Plug Integration
View SourcePlug
integration is the most common "addon" for
logging
libraries
by
far.
There are two reasons for this.
1. Metadata
Plug.Conn
is a treasure trove of useful metadata that makes understanding
errors much easier. Even basic information like request path and user-agent can
make a huge difference in debugging. To take advantage of this rich context and
save developers effort, logging libraries typically provide a plug module that
you can drop into your router. This plug automatically extracts relevant
connection data and adds it to logger metadata. Any errors logged later in the
same process will inherit this context.
2. Error Handling
Setting metadata from conn
is straightforward, why do a lot of Plug
integration modules consist largely of macros?
For a long time, Cowboy
was the web server for Elixir applications, and it
has one significant quirk: Cowboy logs errors from a different process than the
one that actually handled the request. Remember our earlier point?

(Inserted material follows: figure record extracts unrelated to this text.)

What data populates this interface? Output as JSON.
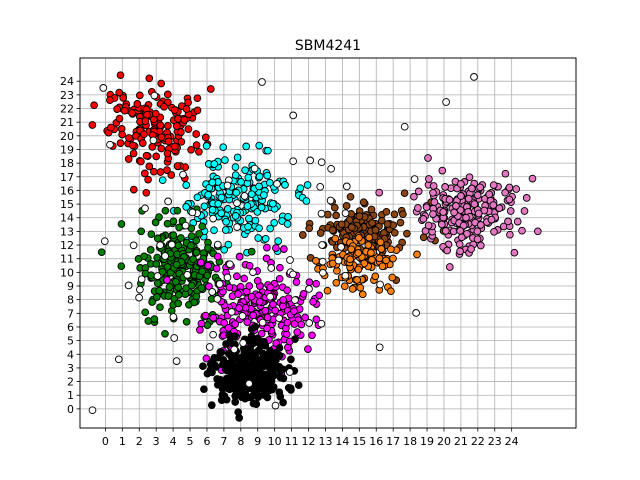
{
  "chart_data": {
    "type": "scatter",
    "title": "SBM4241",
    "xlabel": "",
    "ylabel": "",
    "xlim": [
      -1.5,
      27.8
    ],
    "ylim": [
      -1.4,
      25.7
    ],
    "x_ticks": [
      0,
      1,
      2,
      3,
      4,
      5,
      6,
      7,
      8,
      9,
      10,
      11,
      12,
      13,
      14,
      15,
      16,
      17,
      18,
      19,
      20,
      21,
      22,
      23,
      24
    ],
    "y_ticks": [
      0,
      1,
      2,
      3,
      4,
      5,
      6,
      7,
      8,
      9,
      10,
      11,
      12,
      13,
      14,
      15,
      16,
      17,
      18,
      19,
      20,
      21,
      22,
      23,
      24
    ],
    "grid": true,
    "legend": "none",
    "marker_edge_color": "#000000",
    "clusters": [
      {
        "color": "#ff0000",
        "center": [
          3.0,
          20.5
        ],
        "spread": [
          1.3,
          1.5
        ],
        "count": 170
      },
      {
        "color": "#00ffff",
        "center": [
          7.6,
          15.2
        ],
        "spread": [
          1.6,
          1.6
        ],
        "count": 200
      },
      {
        "color": "#008000",
        "center": [
          4.4,
          10.2
        ],
        "spread": [
          1.2,
          1.7
        ],
        "count": 220
      },
      {
        "color": "#ff00ff",
        "center": [
          9.2,
          7.2
        ],
        "spread": [
          1.5,
          1.8
        ],
        "count": 230
      },
      {
        "color": "#000000",
        "center": [
          8.5,
          2.6
        ],
        "spread": [
          1.1,
          1.3
        ],
        "count": 300
      },
      {
        "color": "#8b4513",
        "center": [
          15.3,
          13.1
        ],
        "spread": [
          1.4,
          1.0
        ],
        "count": 150
      },
      {
        "color": "#ff7f0e",
        "center": [
          15.0,
          10.8
        ],
        "spread": [
          1.0,
          0.9
        ],
        "count": 110
      },
      {
        "color": "#e377c2",
        "center": [
          21.2,
          14.3
        ],
        "spread": [
          1.6,
          1.3
        ],
        "count": 220
      },
      {
        "color": "#ffffff",
        "center": [
          8.0,
          12.0
        ],
        "spread": [
          5.5,
          6.0
        ],
        "count": 90
      }
    ]
  }
}
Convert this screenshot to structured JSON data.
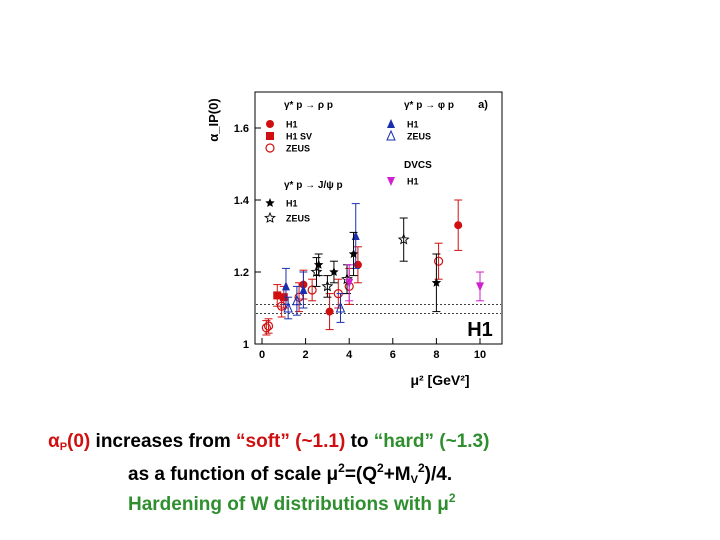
{
  "colors": {
    "red": "#d01010",
    "green": "#2f8f2f",
    "blue": "#1a2fb0",
    "magenta": "#d020d0",
    "black": "#000000"
  },
  "chart_data": {
    "type": "scatter",
    "xlabel": "μ² [GeV²]",
    "ylabel": "α_IP(0)",
    "xlim": [
      0,
      11
    ],
    "ylim": [
      1.0,
      1.7
    ],
    "xticks": [
      "0",
      "2",
      "4",
      "6",
      "8",
      "10"
    ],
    "xtick_values": [
      0,
      2,
      4,
      6,
      8,
      10
    ],
    "yticks": [
      "1",
      "1.2",
      "1.4",
      "1.6"
    ],
    "ytick_values": [
      1.0,
      1.2,
      1.4,
      1.6
    ],
    "reference_lines": [
      1.085,
      1.11
    ],
    "panel_label": "a)",
    "watermark": "H1",
    "legend": {
      "rho_header": "γ* p → ρ p",
      "phi_header": "γ* p → φ p",
      "jpsi_header": "γ* p → J/ψ p",
      "dvcs_header": "DVCS",
      "rho_entries": [
        {
          "label": "H1",
          "marker": "circle-filled",
          "color": "#d01010"
        },
        {
          "label": "H1 SV",
          "marker": "square-filled",
          "color": "#d01010"
        },
        {
          "label": "ZEUS",
          "marker": "circle-open",
          "color": "#d01010"
        }
      ],
      "phi_entries": [
        {
          "label": "H1",
          "marker": "triangle-filled",
          "color": "#1a2fb0"
        },
        {
          "label": "ZEUS",
          "marker": "triangle-open",
          "color": "#1a2fb0"
        }
      ],
      "dvcs_entries": [
        {
          "label": "H1",
          "marker": "triangle-down-filled",
          "color": "#d020d0"
        }
      ],
      "jpsi_entries": [
        {
          "label": "H1",
          "marker": "star-filled",
          "color": "#000000"
        },
        {
          "label": "ZEUS",
          "marker": "star-open",
          "color": "#000000"
        }
      ]
    },
    "series": [
      {
        "name": "rho H1",
        "marker": "circle-filled",
        "color": "#d01010",
        "points": [
          {
            "x": 1.9,
            "y": 1.165,
            "e": 0.04
          },
          {
            "x": 3.1,
            "y": 1.09,
            "e": 0.05
          },
          {
            "x": 4.4,
            "y": 1.22,
            "e": 0.05
          },
          {
            "x": 9.0,
            "y": 1.33,
            "e": 0.07
          }
        ]
      },
      {
        "name": "rho H1 SV",
        "marker": "square-filled",
        "color": "#d01010",
        "points": [
          {
            "x": 0.7,
            "y": 1.135,
            "e": 0.03
          },
          {
            "x": 1.0,
            "y": 1.13,
            "e": 0.03
          }
        ]
      },
      {
        "name": "rho ZEUS",
        "marker": "circle-open",
        "color": "#d01010",
        "points": [
          {
            "x": 0.2,
            "y": 1.045,
            "e": 0.02
          },
          {
            "x": 0.3,
            "y": 1.05,
            "e": 0.02
          },
          {
            "x": 0.9,
            "y": 1.105,
            "e": 0.03
          },
          {
            "x": 1.7,
            "y": 1.13,
            "e": 0.04
          },
          {
            "x": 2.3,
            "y": 1.15,
            "e": 0.03
          },
          {
            "x": 3.5,
            "y": 1.14,
            "e": 0.04
          },
          {
            "x": 4.0,
            "y": 1.16,
            "e": 0.05
          },
          {
            "x": 8.1,
            "y": 1.23,
            "e": 0.05
          }
        ]
      },
      {
        "name": "phi H1",
        "marker": "triangle-filled",
        "color": "#1a2fb0",
        "points": [
          {
            "x": 1.1,
            "y": 1.16,
            "e": 0.05
          },
          {
            "x": 1.9,
            "y": 1.15,
            "e": 0.05
          },
          {
            "x": 4.3,
            "y": 1.3,
            "e": 0.09
          }
        ]
      },
      {
        "name": "phi ZEUS",
        "marker": "triangle-open",
        "color": "#1a2fb0",
        "points": [
          {
            "x": 1.2,
            "y": 1.1,
            "e": 0.03
          },
          {
            "x": 1.6,
            "y": 1.12,
            "e": 0.04
          },
          {
            "x": 3.6,
            "y": 1.1,
            "e": 0.04
          }
        ]
      },
      {
        "name": "J/psi H1",
        "marker": "star-filled",
        "color": "#000000",
        "points": [
          {
            "x": 2.6,
            "y": 1.22,
            "e": 0.03
          },
          {
            "x": 3.3,
            "y": 1.2,
            "e": 0.03
          },
          {
            "x": 4.2,
            "y": 1.25,
            "e": 0.06
          },
          {
            "x": 8.0,
            "y": 1.17,
            "e": 0.08
          }
        ]
      },
      {
        "name": "J/psi ZEUS",
        "marker": "star-open",
        "color": "#000000",
        "points": [
          {
            "x": 2.5,
            "y": 1.2,
            "e": 0.04
          },
          {
            "x": 3.0,
            "y": 1.16,
            "e": 0.03
          },
          {
            "x": 3.9,
            "y": 1.18,
            "e": 0.04
          },
          {
            "x": 6.5,
            "y": 1.29,
            "e": 0.06
          }
        ]
      },
      {
        "name": "DVCS H1",
        "marker": "triangle-down-filled",
        "color": "#d020d0",
        "points": [
          {
            "x": 4.0,
            "y": 1.17,
            "e": 0.05
          },
          {
            "x": 10.0,
            "y": 1.16,
            "e": 0.04
          }
        ]
      }
    ]
  },
  "caption": {
    "line1_a": "α",
    "line1_sub": "P",
    "line1_b": "(0)",
    "line1_c": " increases from ",
    "line1_soft": "“soft” (~1.1)",
    "line1_d": " to ",
    "line1_hard": "“hard” (~1.3)",
    "line2_a": "as a function of scale μ",
    "line2_sup1": "2",
    "line2_b": "=(Q",
    "line2_sup2": "2",
    "line2_c": "+M",
    "line2_sub": "V",
    "line2_sup3": "2",
    "line2_d": ")/4.",
    "line3_a": "Hardening of W distributions with μ",
    "line3_sup": "2"
  }
}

Any errors logged later in the same process will inherit this context.
Well, for Cowboy errors, all the lovely metadata will be gone. That's why Plug
integration modules use macros: they wrap plug execution in a way that allows
them to log the error themselves while in the process with access to metadata.
And this is also the reason why virtually every library excludes logs coming
from the :cowboy
domain - that is, to avoid duplicates.
These days, custom error handling is hardly necessary. Bandit
web server is
the new default and it executes requests and logs errors in the same process.
But the Cowboy situation is better too. Plug.Cowboy
adapter comes with a
translator that ensures the conn
struct is available in the log metadata, so a
logger handler can extract all the metadata from it again.
Testing
LoggerHandlerKit comes with a LoggerHandlerKit.Act.plug_error/3
test case to
help you check how plug errors will look when logged by your handler.